Au cours des premières années, nous avons bénéficié du soutien professionnel de Stéphanie Lecesne de l’équipe du CEJI (A Jewish Contribution to an Inclusive Europe)[3] pour structurer les réunions. L’une des clés du succès du groupe réside dans les règles claires et précises auxquelles nous adhérons toutes avant chaque réunion : je viens pour comprendre, pas pour convaincre ; je parle à la première personne ; j’affirme que ne pas être d’accord est une situation acceptable pour moi ; quand une personne parle, toutes les autres écoutent. Ce sont des règles simples, mais elles fournissent le cadre et la sécurité nécessaires pour pouvoir parler de tout, absolument de tout, même des sujets qui polarisent notre société, comme le « couvre-cheveux » dans les différentes religions ou, plus récemment, la souffrance des victimes des attentats terroristes du 7 octobre 2023 en Israël et la souffrance des victimes de la guerre à Gaza. 

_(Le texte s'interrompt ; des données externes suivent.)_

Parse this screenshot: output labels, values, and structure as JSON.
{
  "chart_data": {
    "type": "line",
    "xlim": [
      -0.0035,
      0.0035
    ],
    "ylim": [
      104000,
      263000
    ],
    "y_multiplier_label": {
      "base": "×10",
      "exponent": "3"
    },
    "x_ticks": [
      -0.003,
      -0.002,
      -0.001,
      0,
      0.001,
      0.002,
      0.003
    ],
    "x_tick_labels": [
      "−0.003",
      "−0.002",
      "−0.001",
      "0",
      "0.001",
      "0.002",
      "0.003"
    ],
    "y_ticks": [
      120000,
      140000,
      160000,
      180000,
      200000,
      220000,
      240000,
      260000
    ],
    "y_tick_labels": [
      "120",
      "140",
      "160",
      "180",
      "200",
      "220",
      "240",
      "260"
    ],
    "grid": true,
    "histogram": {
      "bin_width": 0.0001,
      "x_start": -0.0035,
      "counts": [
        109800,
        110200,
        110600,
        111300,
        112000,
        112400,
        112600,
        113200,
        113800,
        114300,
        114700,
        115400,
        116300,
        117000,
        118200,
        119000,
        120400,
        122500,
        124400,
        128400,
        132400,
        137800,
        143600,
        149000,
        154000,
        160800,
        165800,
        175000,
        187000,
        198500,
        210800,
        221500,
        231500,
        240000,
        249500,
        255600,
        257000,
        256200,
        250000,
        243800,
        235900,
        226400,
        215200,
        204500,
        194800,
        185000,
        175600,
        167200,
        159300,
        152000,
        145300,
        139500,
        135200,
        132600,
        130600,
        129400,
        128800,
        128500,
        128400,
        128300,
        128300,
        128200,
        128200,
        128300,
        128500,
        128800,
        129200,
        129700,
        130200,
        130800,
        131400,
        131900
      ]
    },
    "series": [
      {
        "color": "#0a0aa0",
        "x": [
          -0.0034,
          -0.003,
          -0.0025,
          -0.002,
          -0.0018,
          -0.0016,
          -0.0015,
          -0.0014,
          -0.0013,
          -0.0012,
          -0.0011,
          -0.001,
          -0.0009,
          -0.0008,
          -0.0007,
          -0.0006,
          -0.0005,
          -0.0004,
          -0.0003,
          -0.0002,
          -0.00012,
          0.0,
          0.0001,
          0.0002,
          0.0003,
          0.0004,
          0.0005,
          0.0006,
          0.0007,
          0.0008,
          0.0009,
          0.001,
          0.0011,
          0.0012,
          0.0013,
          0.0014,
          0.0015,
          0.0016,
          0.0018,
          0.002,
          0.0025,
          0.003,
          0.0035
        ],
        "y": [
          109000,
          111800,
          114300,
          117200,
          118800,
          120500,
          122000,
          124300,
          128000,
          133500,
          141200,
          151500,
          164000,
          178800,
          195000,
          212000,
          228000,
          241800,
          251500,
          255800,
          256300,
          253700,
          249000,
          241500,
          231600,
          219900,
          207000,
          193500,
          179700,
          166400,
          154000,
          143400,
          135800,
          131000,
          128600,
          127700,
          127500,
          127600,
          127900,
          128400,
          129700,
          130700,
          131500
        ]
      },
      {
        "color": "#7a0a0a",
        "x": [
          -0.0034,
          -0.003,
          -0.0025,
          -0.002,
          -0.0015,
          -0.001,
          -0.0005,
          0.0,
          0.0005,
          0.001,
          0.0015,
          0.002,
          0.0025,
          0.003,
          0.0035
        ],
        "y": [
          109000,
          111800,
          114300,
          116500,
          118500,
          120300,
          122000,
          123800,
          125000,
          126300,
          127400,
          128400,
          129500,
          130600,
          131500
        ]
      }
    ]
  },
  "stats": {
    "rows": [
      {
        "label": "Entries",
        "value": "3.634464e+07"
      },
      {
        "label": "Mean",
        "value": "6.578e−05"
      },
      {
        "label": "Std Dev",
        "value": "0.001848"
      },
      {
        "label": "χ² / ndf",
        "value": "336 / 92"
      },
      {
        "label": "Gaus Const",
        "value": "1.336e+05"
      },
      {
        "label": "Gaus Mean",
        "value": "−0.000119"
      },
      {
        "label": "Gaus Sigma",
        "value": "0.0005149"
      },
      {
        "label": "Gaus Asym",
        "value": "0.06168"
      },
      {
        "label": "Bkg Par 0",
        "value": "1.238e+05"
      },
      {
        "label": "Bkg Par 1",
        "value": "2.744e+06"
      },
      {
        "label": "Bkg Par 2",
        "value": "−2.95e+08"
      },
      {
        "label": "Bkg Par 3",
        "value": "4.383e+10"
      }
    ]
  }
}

Les ateliers de Dialogue et Diversité sont également l’occasion d’explorer nos propres freins au dialogue interreligieux et interculturel. Comme Stéphanie Lecesne le rappelle souvent, nous avons toutes quelque part des préjugés latents. Il suffit que nous soyons touchées à certains endroits de notre être ou de nos existences, pour que nos préjugés s’activent. Les rencontres de Dialogue et Diversité sont donc aussi une opportunité pour la connaissance de soi et la croissance personnelle de chacune.

Dans l’un des nombreux ateliers auxquels j’ai participé, nous avons exploré le concept des « identités multiples ». Chacune a écrit cinq identités qui lui sont propres, puis l’animatrice les a rassemblées et les a lues une par une. Chaque participante se levait lorsqu’elle s’identifiait à l’une des identités. Pour moi, cela a été une prise de conscience énorme de la facilité et de l’erreur que représente le fait de réduire une personne à une identité sociale, religieuse ou autre. Je partage des identités avec tous les êtres humains. En partant de là, il devient beaucoup plus facile de dialoguer avec des personnes sur d’autres identités qui nous différencient (et qui nous enrichissent en même temps). En ce sens, je suis convaincue que nous pouvons faire partie de communautés multiples. Dialogue et Diversité est une communauté de femmes qui partagent le désir et l’engagement pour un monde et une ville dans lesquels nous pouvons toutes et tous vivre ensemble. 

Il est évident que le conflit israélo-palestinien a ébranlé les relations au sein du groupe, mais l’amitié, l’affection et la confiance qui s’étaient tissées auparavant nous ont permis de poursuivre nos rencontres et notre dialogue. Certaines femmes de Dialogue et Diversité ont constitué un groupe belge de soutien à deux ONG de femmes, l’une palestinienne et l’autre israélienne, qui luttent pour la paix dans cette région du monde ensanglantée : Women of the Sun[4] et Women Wage Peace[5]. Ensemble, elles ont lancé un « Appel des mères » (Mother’s call[6]) demandant une résolution pacifique du conflit. Le pape François a signé cette pétition en mai 2024[7].  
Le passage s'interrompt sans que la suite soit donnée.